True humility brings out victory, as illustrated by Joni Erikson Tada, Chuck Colson, and preeminently through Jesus Christ. I do not know where God is leading me to through this humbling experience at the Medicaid office, but I am assured that victory will come out of it, though it may not be the victory as defined by the world.

I pray that you do not have to come to the end of yourself to obtain true humility. Come to Jesus today and receive true victory in life through His resurrection!

James 4:10 Humble yourselves before the Lord, and He will lift you up.

Original article posted on
http://www.helium.com/tm/576598/humility-coming-myself-stepping

9 comments:

Anonymous said...

Great post -- and so true!

Anonymous said...

Wow..very deep again!

Anonymous said...

I love the truth in this article. I'm not going to say that pride is a male issue, but when it comes to accepting aid I think that we (guys) tend to have a harder time with it. We are meant to be the providers, the hunters. But just like the man on the roof, God will provide for you the way that HE says he will provide for you. It's not usually in the way you expect, it's not usually the answer you wanted, but God always answers prayer. I'm glad he answers my prayers the way HE sees fit!

Unknown said...

It's only in these last few years that I've truly been thinking about my spirituality/G-d and what he still has in store for me.

This is a truly great post and I could really relate to it.
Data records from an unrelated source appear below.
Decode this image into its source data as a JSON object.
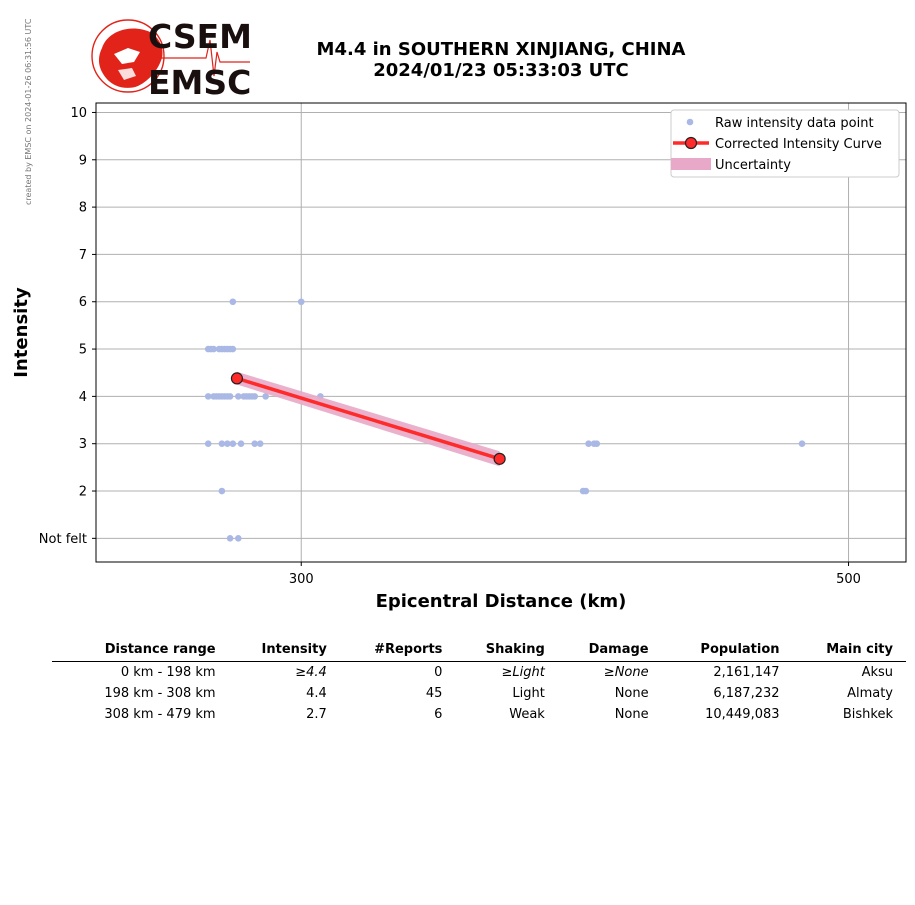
{
  "side_note": "created by EMSC on 2024-01-26 06:31:56 UTC",
  "logo": {
    "text_top": "CSEM",
    "text_bottom": "EMSC",
    "color": "#e2231a"
  },
  "header": {
    "title_line1": "M4.4 in SOUTHERN XINJIANG, CHINA",
    "title_line2": "2024/01/23 05:33:03 UTC"
  },
  "colors": {
    "raw": "#aab8e6",
    "curve": "#ff2a2a",
    "uncertainty": "#e8a8c8",
    "grid": "#b0b0b0"
  },
  "chart_data": {
    "type": "scatter",
    "xlabel": "Epicentral Distance (km)",
    "ylabel": "Intensity",
    "xlim": [
      225,
      521
    ],
    "ylim": [
      0.5,
      10.2
    ],
    "x_ticks": [
      300,
      500
    ],
    "y_ticks": [
      {
        "value": 1,
        "label": "Not felt"
      },
      {
        "value": 2,
        "label": "2"
      },
      {
        "value": 3,
        "label": "3"
      },
      {
        "value": 4,
        "label": "4"
      },
      {
        "value": 5,
        "label": "5"
      },
      {
        "value": 6,
        "label": "6"
      },
      {
        "value": 7,
        "label": "7"
      },
      {
        "value": 8,
        "label": "8"
      },
      {
        "value": 9,
        "label": "9"
      },
      {
        "value": 10,
        "label": "10"
      }
    ],
    "grid": true,
    "legend_position": "top-right",
    "legend": [
      "Raw intensity data point",
      "Corrected Intensity Curve",
      "Uncertainty"
    ],
    "raw_points": [
      [
        275,
        6
      ],
      [
        300,
        6
      ],
      [
        266,
        5
      ],
      [
        267,
        5
      ],
      [
        268,
        5
      ],
      [
        270,
        5
      ],
      [
        271,
        5
      ],
      [
        272,
        5
      ],
      [
        273,
        5
      ],
      [
        274,
        5
      ],
      [
        275,
        5
      ],
      [
        266,
        4
      ],
      [
        268,
        4
      ],
      [
        269,
        4
      ],
      [
        270,
        4
      ],
      [
        271,
        4
      ],
      [
        272,
        4
      ],
      [
        273,
        4
      ],
      [
        274,
        4
      ],
      [
        277,
        4
      ],
      [
        279,
        4
      ],
      [
        280,
        4
      ],
      [
        281,
        4
      ],
      [
        282,
        4
      ],
      [
        283,
        4
      ],
      [
        287,
        4
      ],
      [
        307,
        4
      ],
      [
        266,
        3
      ],
      [
        271,
        3
      ],
      [
        273,
        3
      ],
      [
        275,
        3
      ],
      [
        278,
        3
      ],
      [
        283,
        3
      ],
      [
        285,
        3
      ],
      [
        353,
        3
      ],
      [
        405,
        3
      ],
      [
        407,
        3
      ],
      [
        408,
        3
      ],
      [
        483,
        3
      ],
      [
        271,
        2
      ],
      [
        403,
        2
      ],
      [
        404,
        2
      ],
      [
        274,
        1
      ],
      [
        277,
        1
      ]
    ],
    "corrected_curve": {
      "x": [
        276.5,
        372.5
      ],
      "y": [
        4.38,
        2.68
      ]
    },
    "uncertainty": {
      "x": [
        276.5,
        372.5
      ],
      "lower": [
        4.25,
        2.52
      ],
      "upper": [
        4.52,
        2.84
      ]
    }
  },
  "table": {
    "headers": [
      "Distance range",
      "Intensity",
      "#Reports",
      "Shaking",
      "Damage",
      "Population",
      "Main city"
    ],
    "rows": [
      {
        "range": "0 km -  198 km",
        "intensity": "≥4.4",
        "reports": "0",
        "shaking": "≥Light",
        "damage": "≥None",
        "population": "2,161,147",
        "city": "Aksu",
        "italic": true
      },
      {
        "range": "198 km -  308 km",
        "intensity": "4.4",
        "reports": "45",
        "shaking": "Light",
        "damage": "None",
        "population": "6,187,232",
        "city": "Almaty",
        "italic": false
      },
      {
        "range": "308 km -  479 km",
        "intensity": "2.7",
        "reports": "6",
        "shaking": "Weak",
        "damage": "None",
        "population": "10,449,083",
        "city": "Bishkek",
        "italic": false
      }
    ]
  }
}
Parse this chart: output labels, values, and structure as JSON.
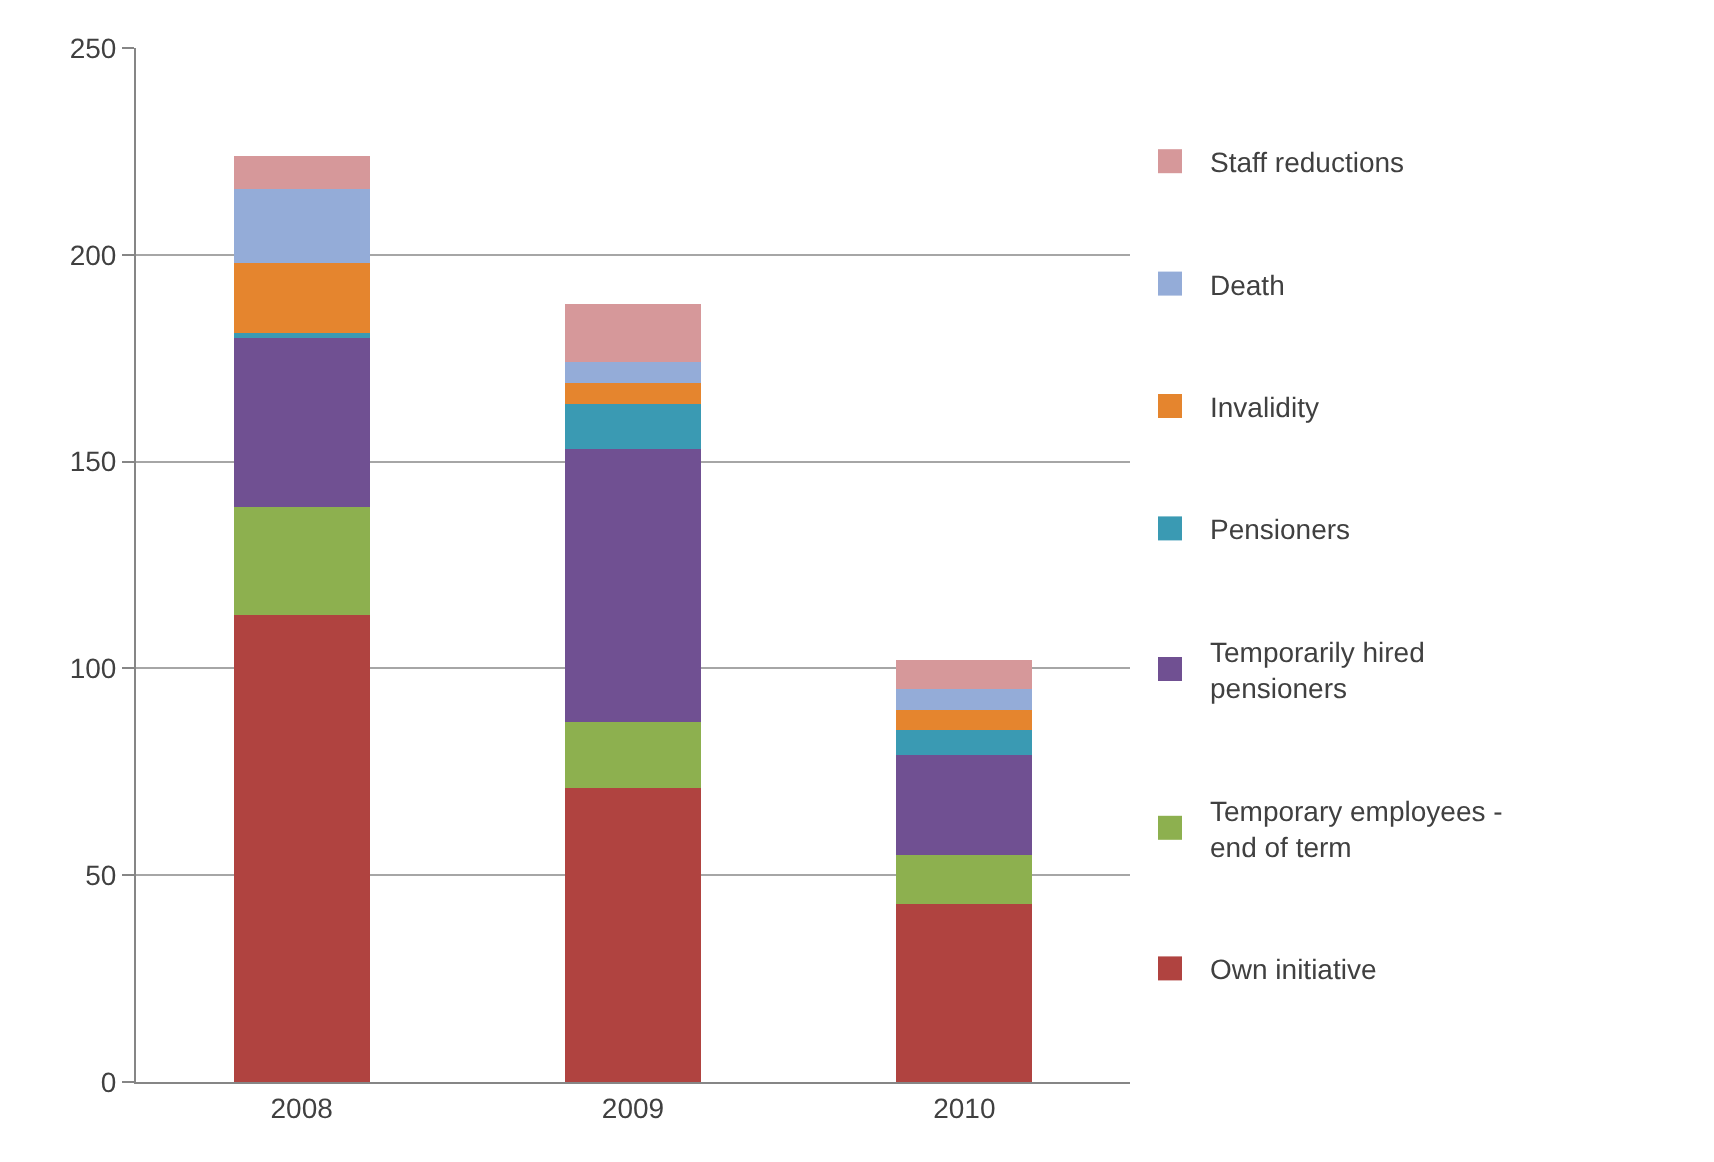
{
  "chart_data": {
    "type": "bar",
    "stacked": true,
    "categories": [
      "2008",
      "2009",
      "2010"
    ],
    "ylim": [
      0,
      250
    ],
    "yticks": [
      0,
      50,
      100,
      150,
      200,
      250
    ],
    "grid": "y",
    "legend": "right",
    "series": [
      {
        "name": "Own initiative",
        "color": "#b04340",
        "values": [
          113,
          71,
          43
        ]
      },
      {
        "name": "Temporary employees - end of term",
        "color": "#8db04f",
        "values": [
          26,
          16,
          12
        ]
      },
      {
        "name": "Temporarily hired pensioners",
        "color": "#705092",
        "values": [
          41,
          66,
          24
        ]
      },
      {
        "name": "Pensioners",
        "color": "#3a9ab3",
        "values": [
          1,
          11,
          6
        ]
      },
      {
        "name": "Invalidity",
        "color": "#e5852e",
        "values": [
          17,
          5,
          5
        ]
      },
      {
        "name": "Death",
        "color": "#94acd8",
        "values": [
          18,
          5,
          5
        ]
      },
      {
        "name": "Staff reductions",
        "color": "#d6989a",
        "values": [
          8,
          14,
          7
        ]
      }
    ]
  }
}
You write well and I might think about reviewing your web site in the near future! :)

Always walk with G-d,
~ Swan

Main Blog:
Swan Reviews (Almost) Everything

Jojo said...

I love this post. Surely made me think... Live Love Life - Jojo

Unknown said...

One of the things our Lord
desires is to walk humbly before
Him.

I remembered that joke about
the man waiting to be rescued.
God one.

Very good post, Brother.

God Bless,
BrotherMark

Partnership said...

Heartwarming and wonderful post.
Very encouraging and a good reminder of God's grace and will for our lives A truly wonderful post.
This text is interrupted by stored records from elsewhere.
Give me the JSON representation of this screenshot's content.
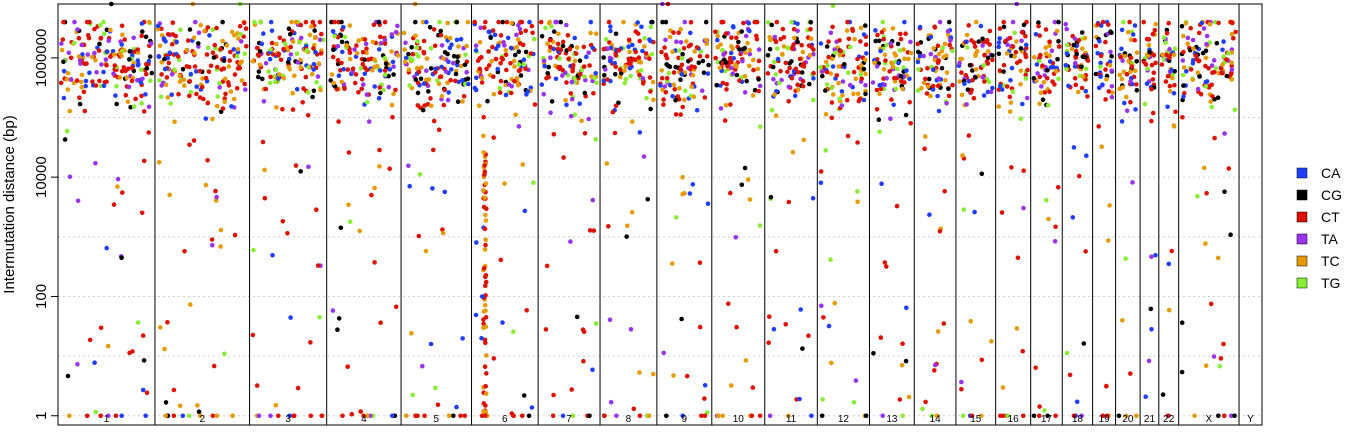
{
  "chart_data": {
    "type": "scatter",
    "title": "",
    "xlabel": "",
    "ylabel": "Intermutation distance (bp)",
    "y_scale": "log10",
    "ylim": [
      0.7,
      8000000
    ],
    "y_ticks": [
      {
        "value": 1,
        "label": "1"
      },
      {
        "value": 100,
        "label": "100"
      },
      {
        "value": 10000,
        "label": "10000"
      },
      {
        "value": 1000000,
        "label": "1000000"
      }
    ],
    "grid": "horizontal dotted at 1, 10, 100, 1000, 10000, 100000, 1000000, 10000000",
    "legend_position": "right",
    "chromosomes": [
      {
        "label": "1",
        "width": 249
      },
      {
        "label": "2",
        "width": 243
      },
      {
        "label": "3",
        "width": 198
      },
      {
        "label": "4",
        "width": 191
      },
      {
        "label": "5",
        "width": 181
      },
      {
        "label": "6",
        "width": 171
      },
      {
        "label": "7",
        "width": 159
      },
      {
        "label": "8",
        "width": 146
      },
      {
        "label": "9",
        "width": 141
      },
      {
        "label": "10",
        "width": 136
      },
      {
        "label": "11",
        "width": 135
      },
      {
        "label": "12",
        "width": 134
      },
      {
        "label": "13",
        "width": 115
      },
      {
        "label": "14",
        "width": 107
      },
      {
        "label": "15",
        "width": 102
      },
      {
        "label": "16",
        "width": 90
      },
      {
        "label": "17",
        "width": 81
      },
      {
        "label": "18",
        "width": 78
      },
      {
        "label": "19",
        "width": 59
      },
      {
        "label": "20",
        "width": 63
      },
      {
        "label": "21",
        "width": 48
      },
      {
        "label": "22",
        "width": 51
      },
      {
        "label": "X",
        "width": 155
      },
      {
        "label": "Y",
        "width": 59
      }
    ],
    "series": [
      {
        "name": "CA",
        "color": "#1f3fff"
      },
      {
        "name": "CG",
        "color": "#000000"
      },
      {
        "name": "CT",
        "color": "#dd1100"
      },
      {
        "name": "TA",
        "color": "#9933ee"
      },
      {
        "name": "TC",
        "color": "#e69a00"
      },
      {
        "name": "TG",
        "color": "#88ee33"
      }
    ],
    "outliers": [
      {
        "chrom": "1",
        "frac": 0.55,
        "y": 20000000,
        "series": "CG"
      },
      {
        "chrom": "5",
        "frac": 0.2,
        "y": 10000000,
        "series": "TC"
      },
      {
        "chrom": "9",
        "frac": 0.1,
        "y": 20000000,
        "series": "TA"
      },
      {
        "chrom": "9",
        "frac": 0.2,
        "y": 8000000,
        "series": "CT"
      },
      {
        "chrom": "16",
        "frac": 0.6,
        "y": 15000000,
        "series": "TA"
      },
      {
        "chrom": "2",
        "frac": 0.4,
        "y": 8000000,
        "series": "TC"
      },
      {
        "chrom": "2",
        "frac": 0.9,
        "y": 8000000,
        "series": "TG"
      },
      {
        "chrom": "12",
        "frac": 0.3,
        "y": 7500000,
        "series": "TG"
      },
      {
        "chrom": "6",
        "frac": 0.15,
        "y": 20,
        "series": "CA"
      },
      {
        "chrom": "6",
        "frac": 0.16,
        "y": 100,
        "series": "CA"
      }
    ]
  }
}
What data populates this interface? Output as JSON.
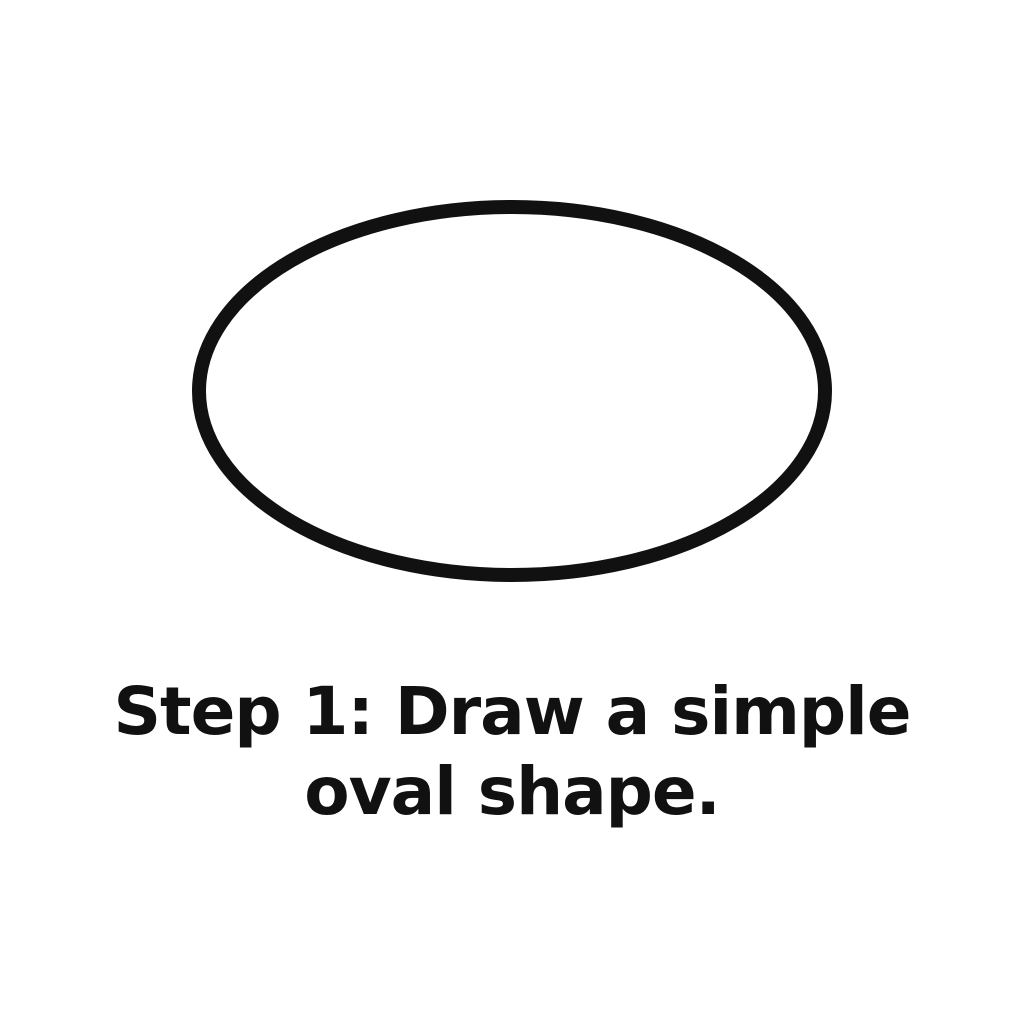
{
  "instruction": {
    "line1": "Step 1: Draw a simple",
    "line2": "oval shape."
  },
  "colors": {
    "background": "#ffffff",
    "stroke": "#111111",
    "text": "#111111"
  }
}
Reflections Magazine editor said...

Great post. Your writing captivates me.

Writing what we really feel and think is not an easy task and many chose to pretend that everything is ok when it is not. Facing "our" truth, our reality is difficult but I have always believed that it is preferable. Lying to ourselves makes no sense to me. I prefer truth any day.

Faith = powerful. God = powerful.
All is well then....

Will return and spend more time here. May God bless you and may he provide you the way.... :)

Lori Laws said...

We often need to be taken to the end of ourselves so we can get past all of our false securities, and finally be enabled to "see" things in the proper perspective...God and His Kingdom is at the center of it all.
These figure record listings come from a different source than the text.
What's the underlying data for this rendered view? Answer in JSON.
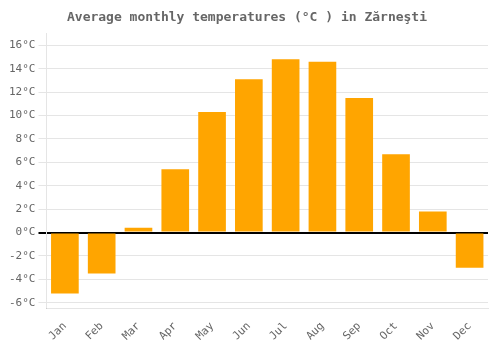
{
  "chart_data": {
    "type": "bar",
    "title": "Average monthly temperatures (°C ) in Zărneşti",
    "categories": [
      "Jan",
      "Feb",
      "Mar",
      "Apr",
      "May",
      "Jun",
      "Jul",
      "Aug",
      "Sep",
      "Oct",
      "Nov",
      "Dec"
    ],
    "values": [
      -5.2,
      -3.5,
      0.4,
      5.4,
      10.3,
      13.1,
      14.8,
      14.6,
      11.5,
      6.7,
      1.8,
      -3.0
    ],
    "color": "#FFA500",
    "ylim": [
      -6.5,
      17
    ],
    "yticks": [
      {
        "value": -6,
        "label": "-6°C"
      },
      {
        "value": -4,
        "label": "-4°C"
      },
      {
        "value": -2,
        "label": "-2°C"
      },
      {
        "value": 0,
        "label": "0°C"
      },
      {
        "value": 2,
        "label": "2°C"
      },
      {
        "value": 4,
        "label": "4°C"
      },
      {
        "value": 6,
        "label": "6°C"
      },
      {
        "value": 8,
        "label": "8°C"
      },
      {
        "value": 10,
        "label": "10°C"
      },
      {
        "value": 12,
        "label": "12°C"
      },
      {
        "value": 14,
        "label": "14°C"
      },
      {
        "value": 16,
        "label": "16°C"
      }
    ],
    "grid": true
  }
}
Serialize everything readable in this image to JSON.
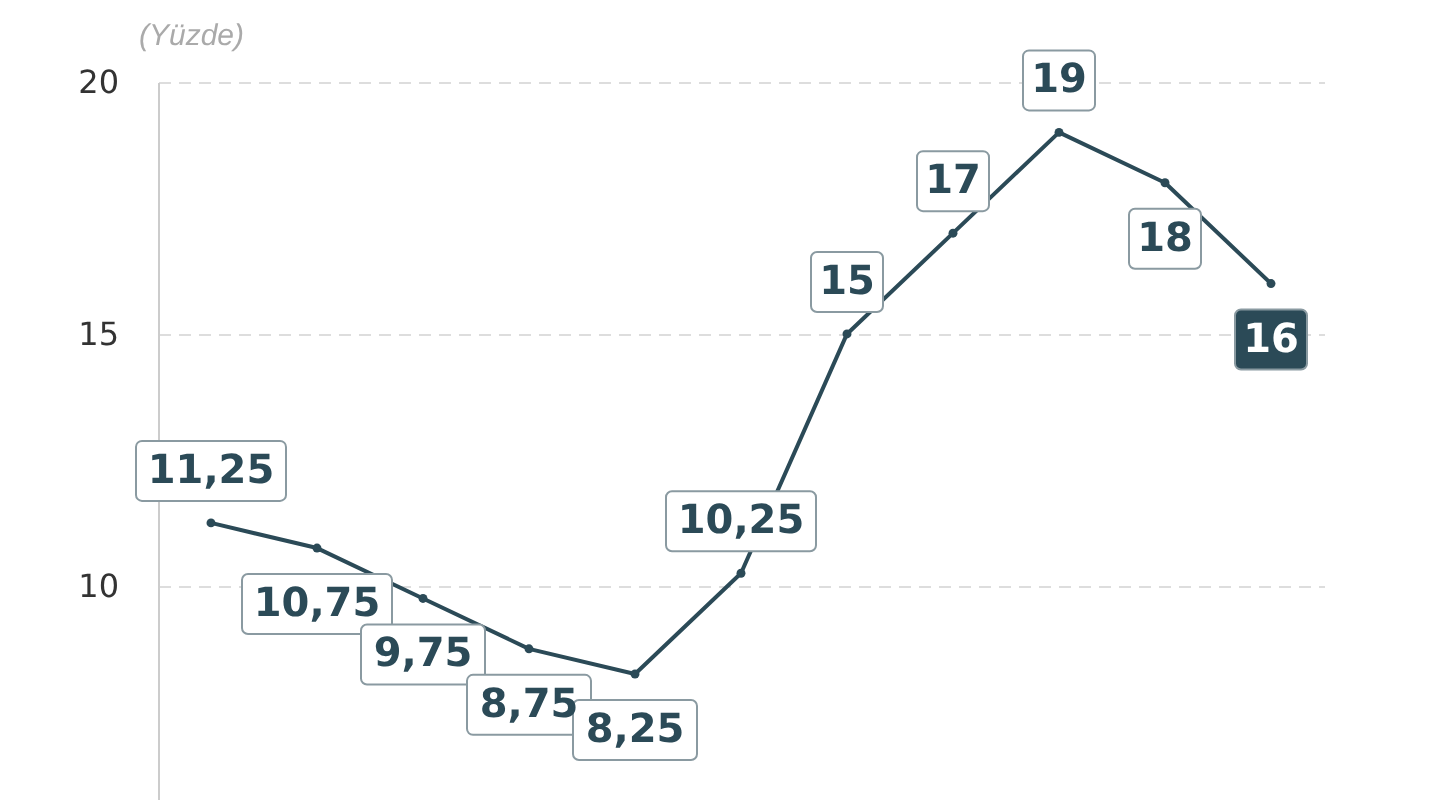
{
  "chart_data": {
    "type": "line",
    "ylabel": "(Yüzde)",
    "categories": [
      null,
      null,
      null,
      null,
      null,
      null,
      null,
      null,
      null,
      null,
      null
    ],
    "series": [
      {
        "color": "#2b4a57",
        "values": [
          11.25,
          10.75,
          9.75,
          8.75,
          8.25,
          10.25,
          15,
          17,
          19,
          18,
          16
        ],
        "value_labels": [
          "11,25",
          "10,75",
          "9,75",
          "8,75",
          "8,25",
          "10,25",
          "15",
          "17",
          "19",
          "18",
          "16"
        ]
      }
    ],
    "ylim": [
      5.75,
      20
    ],
    "yticks": [
      10,
      15,
      20
    ],
    "grid": "y",
    "marker": "circle",
    "line_style": "solid",
    "legend": false,
    "tick_labels": "y"
  }
}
I used to worship my body, my image, and physical things. So imagine the irony of me getting a muscle disease that effects everything that used to matter to me. Wrapped in the most horrific package was the most precious gift of God's amazing grace!

God has taught me so many things. Afterall, the Bible does say to give thanks in everything. Not thanks for everything (this disease is frustrating), but I am indeed thankful that God has used it for good.